Bref, fallait pas déconner avec lui. Surtout que personne ne savait qui il était en plus. Mais tant qu'il maintenait le crime à un niveau raisonnable, le guet ne se souciait jamais de ce qu'ils foutaient, lui et ses drôles. Peu de patrouilles dans le quartier chaud, peu de trop gros coups dans les quartiers riches et tout le monde était content.

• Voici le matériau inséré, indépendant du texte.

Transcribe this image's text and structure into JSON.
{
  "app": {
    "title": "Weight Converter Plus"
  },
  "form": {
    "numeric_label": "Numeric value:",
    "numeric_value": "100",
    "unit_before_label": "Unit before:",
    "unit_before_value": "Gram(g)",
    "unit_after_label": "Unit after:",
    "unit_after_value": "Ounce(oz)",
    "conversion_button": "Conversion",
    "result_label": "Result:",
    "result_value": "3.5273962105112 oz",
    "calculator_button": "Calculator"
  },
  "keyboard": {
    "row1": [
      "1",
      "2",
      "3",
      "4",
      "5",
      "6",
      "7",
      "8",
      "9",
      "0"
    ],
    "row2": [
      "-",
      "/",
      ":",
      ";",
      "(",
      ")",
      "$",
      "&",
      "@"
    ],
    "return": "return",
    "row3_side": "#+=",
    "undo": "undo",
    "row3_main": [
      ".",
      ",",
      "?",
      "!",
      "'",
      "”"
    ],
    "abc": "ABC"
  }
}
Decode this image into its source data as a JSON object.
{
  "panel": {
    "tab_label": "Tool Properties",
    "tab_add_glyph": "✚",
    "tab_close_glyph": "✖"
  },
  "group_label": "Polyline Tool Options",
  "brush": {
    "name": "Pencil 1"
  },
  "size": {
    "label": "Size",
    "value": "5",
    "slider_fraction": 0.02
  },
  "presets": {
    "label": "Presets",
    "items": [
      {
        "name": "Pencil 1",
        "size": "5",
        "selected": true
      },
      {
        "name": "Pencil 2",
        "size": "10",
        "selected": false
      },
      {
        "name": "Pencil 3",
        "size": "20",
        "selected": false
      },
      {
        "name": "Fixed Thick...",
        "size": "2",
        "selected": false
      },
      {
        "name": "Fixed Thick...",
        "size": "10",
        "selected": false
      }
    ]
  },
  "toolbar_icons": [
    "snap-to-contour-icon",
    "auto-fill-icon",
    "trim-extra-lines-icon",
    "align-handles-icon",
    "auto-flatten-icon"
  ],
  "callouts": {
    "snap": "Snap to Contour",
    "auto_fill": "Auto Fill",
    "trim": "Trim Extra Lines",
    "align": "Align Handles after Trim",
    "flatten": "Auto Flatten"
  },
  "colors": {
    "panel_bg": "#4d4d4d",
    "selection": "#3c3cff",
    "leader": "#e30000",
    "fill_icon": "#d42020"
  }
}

Quand au De Walletjes, ça.... Les vétérans en régiment avec Wolvir, du temps de ses jeunes années, connaissaient parfaitement le coin... C'était souvent leur première visite lorsqu'en permission. Il y avait de tout : auberges de jeux, tavernes, herboristes plus ou moins empoisonneurs - surtout plus que moins -. Puis, il y avait les maisons de plaisir ; celles non loin du quartier riche, puis celles pour les bourses plus... "modestes". Les patrouilles y étaient souvent plus nombreuses qu'ailleurs, non pas que la sécurité y soit faible mais plutôt pour maintenir l'ambiance du lieu. On voulait éviter les scandales. Ça faisait mauvais genre un noble en état d'ivrognerie sur la voie publique en sortant d'un bordel. Le guet était là pour empêcher que ça ne se voit trop. Si Wolvir avait l'intention d'aller sur place, il risquait de marcher sur des œufs.... Son coup d'éclat avec le vieux risquait de lui valoir un séjour prolongé en cellule, au mieux, s'il s'essayait là-bas.